Dear Shawkat Alkhazaleh Sir, Thank you for your response.
By following this conventional approach, don't we clipping the result partially.
In the given example we are taking the answer as
sup(0.3,0.5),sup(0.7,0.9) = 0.5-0.9
In this, we are missing the values 0.3-0.5 as a result of union.
Same happens in case of intersection also, we are adding some more value... as we are taking infimum of both values to get the intersection. In this case the ans. will be 0.3-0.7. where as some part of this answer does not belongs to both values.
If we take
inf(lower ranges) , sup(upper ranges) for union then we will get the ans for given example as (0.3-0.9)
sup(lower ranges) , inf(upper ranges) for intersection will give the ans. (0.5-0.7)
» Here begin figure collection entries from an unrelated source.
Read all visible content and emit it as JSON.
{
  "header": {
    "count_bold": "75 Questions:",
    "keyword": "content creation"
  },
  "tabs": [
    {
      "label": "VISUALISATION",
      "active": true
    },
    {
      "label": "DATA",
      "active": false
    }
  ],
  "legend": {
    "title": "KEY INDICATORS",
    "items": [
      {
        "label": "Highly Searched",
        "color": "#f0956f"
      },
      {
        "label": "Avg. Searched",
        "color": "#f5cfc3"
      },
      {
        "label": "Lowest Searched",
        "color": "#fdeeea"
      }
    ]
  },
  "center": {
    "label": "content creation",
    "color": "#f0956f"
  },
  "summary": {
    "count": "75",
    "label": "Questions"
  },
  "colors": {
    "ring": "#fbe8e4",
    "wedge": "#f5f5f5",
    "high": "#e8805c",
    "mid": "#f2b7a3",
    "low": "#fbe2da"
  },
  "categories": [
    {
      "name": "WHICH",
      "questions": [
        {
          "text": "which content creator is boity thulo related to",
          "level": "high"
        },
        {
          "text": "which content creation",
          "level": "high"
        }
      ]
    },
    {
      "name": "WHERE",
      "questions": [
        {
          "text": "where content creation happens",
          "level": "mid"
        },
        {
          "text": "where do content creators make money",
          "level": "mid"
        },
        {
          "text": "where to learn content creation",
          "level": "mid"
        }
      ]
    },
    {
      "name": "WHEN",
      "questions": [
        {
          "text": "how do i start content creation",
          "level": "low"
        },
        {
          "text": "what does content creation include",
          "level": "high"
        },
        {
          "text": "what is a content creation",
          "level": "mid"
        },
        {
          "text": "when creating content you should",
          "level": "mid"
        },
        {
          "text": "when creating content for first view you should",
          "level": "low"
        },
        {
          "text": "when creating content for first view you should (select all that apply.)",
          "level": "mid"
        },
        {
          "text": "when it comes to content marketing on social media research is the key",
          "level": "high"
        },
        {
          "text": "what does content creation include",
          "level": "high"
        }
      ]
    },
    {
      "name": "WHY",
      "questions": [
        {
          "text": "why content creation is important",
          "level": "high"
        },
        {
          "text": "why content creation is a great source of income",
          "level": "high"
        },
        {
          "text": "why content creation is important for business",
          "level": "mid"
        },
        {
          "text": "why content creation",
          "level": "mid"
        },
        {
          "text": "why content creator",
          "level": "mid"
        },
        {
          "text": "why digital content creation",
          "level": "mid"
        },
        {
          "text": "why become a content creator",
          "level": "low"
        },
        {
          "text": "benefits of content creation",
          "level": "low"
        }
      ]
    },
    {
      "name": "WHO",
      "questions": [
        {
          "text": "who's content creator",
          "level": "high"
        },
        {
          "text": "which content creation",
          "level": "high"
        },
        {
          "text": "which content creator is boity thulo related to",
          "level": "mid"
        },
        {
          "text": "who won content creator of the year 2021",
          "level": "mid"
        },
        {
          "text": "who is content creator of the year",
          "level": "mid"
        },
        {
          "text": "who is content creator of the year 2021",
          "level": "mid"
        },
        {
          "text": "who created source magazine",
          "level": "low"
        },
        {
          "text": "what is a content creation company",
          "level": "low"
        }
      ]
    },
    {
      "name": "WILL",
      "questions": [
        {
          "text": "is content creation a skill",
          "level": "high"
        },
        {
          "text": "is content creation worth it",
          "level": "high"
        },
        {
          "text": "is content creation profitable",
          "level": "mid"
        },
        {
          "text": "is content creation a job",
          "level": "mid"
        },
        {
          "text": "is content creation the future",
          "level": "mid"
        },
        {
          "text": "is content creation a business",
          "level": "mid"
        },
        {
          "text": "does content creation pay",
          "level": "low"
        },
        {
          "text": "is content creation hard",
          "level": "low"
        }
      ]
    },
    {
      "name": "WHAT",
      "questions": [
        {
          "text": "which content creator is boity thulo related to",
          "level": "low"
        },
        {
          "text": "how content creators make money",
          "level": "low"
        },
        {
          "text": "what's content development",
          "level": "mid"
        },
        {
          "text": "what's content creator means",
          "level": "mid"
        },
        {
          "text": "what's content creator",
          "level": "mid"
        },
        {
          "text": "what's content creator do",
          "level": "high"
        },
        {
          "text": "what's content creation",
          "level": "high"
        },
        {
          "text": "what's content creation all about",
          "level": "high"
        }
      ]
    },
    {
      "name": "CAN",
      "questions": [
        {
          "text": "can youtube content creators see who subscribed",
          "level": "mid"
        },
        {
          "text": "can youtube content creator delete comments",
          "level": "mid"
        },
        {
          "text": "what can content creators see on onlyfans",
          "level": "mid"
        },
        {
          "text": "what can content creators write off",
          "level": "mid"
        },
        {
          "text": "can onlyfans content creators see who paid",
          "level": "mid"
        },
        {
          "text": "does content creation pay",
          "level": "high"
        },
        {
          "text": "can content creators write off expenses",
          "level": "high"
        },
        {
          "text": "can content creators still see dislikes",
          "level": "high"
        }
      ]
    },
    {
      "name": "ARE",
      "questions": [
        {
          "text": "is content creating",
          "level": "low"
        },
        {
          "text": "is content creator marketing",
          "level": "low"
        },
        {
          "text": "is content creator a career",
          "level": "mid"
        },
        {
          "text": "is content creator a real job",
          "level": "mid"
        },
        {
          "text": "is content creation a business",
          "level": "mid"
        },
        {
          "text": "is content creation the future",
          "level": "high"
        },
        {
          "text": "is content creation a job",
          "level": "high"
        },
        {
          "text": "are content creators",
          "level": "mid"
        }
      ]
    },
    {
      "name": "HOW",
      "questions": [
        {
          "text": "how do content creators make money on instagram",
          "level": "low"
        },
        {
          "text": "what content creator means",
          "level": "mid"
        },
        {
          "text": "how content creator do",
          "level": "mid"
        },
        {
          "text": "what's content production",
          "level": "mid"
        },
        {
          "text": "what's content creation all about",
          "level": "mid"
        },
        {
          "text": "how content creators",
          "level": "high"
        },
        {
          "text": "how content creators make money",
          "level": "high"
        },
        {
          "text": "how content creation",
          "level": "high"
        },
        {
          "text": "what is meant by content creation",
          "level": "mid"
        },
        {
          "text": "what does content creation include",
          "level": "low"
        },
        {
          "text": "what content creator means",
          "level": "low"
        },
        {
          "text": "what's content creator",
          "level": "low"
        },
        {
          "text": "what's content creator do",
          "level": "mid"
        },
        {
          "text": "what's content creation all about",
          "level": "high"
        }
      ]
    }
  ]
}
actually its not convincing in crisp case but in fuzzy case its convincing, let us take the following example
(0,1) union (1,1) by using your formula the ans. is (0,1) which is not correct also for intersection the ans. is (1,1) which is not correct also. this example talking about the border conditions which must be hold in union and intersection
Mohanty is right. You are confusing this notion that Union is sup and intersection is inf. For detail consider [0.3, 0.7] as function f: [0,1] into [0,1] where f(x)=1 for x in [0.3,0.7] and f(x)= 0 otherwise. Similarly [0.5, 0.9] define g: [0,1] into [0,1] where g(x)=1 for x in [0.5,0.9] and g(x)= 0 otherwise. Now f and g are fuzzy sets (in fact fuzzy sets of type 1). Take their union and intersection as sup and inf and you will get Mohanty results.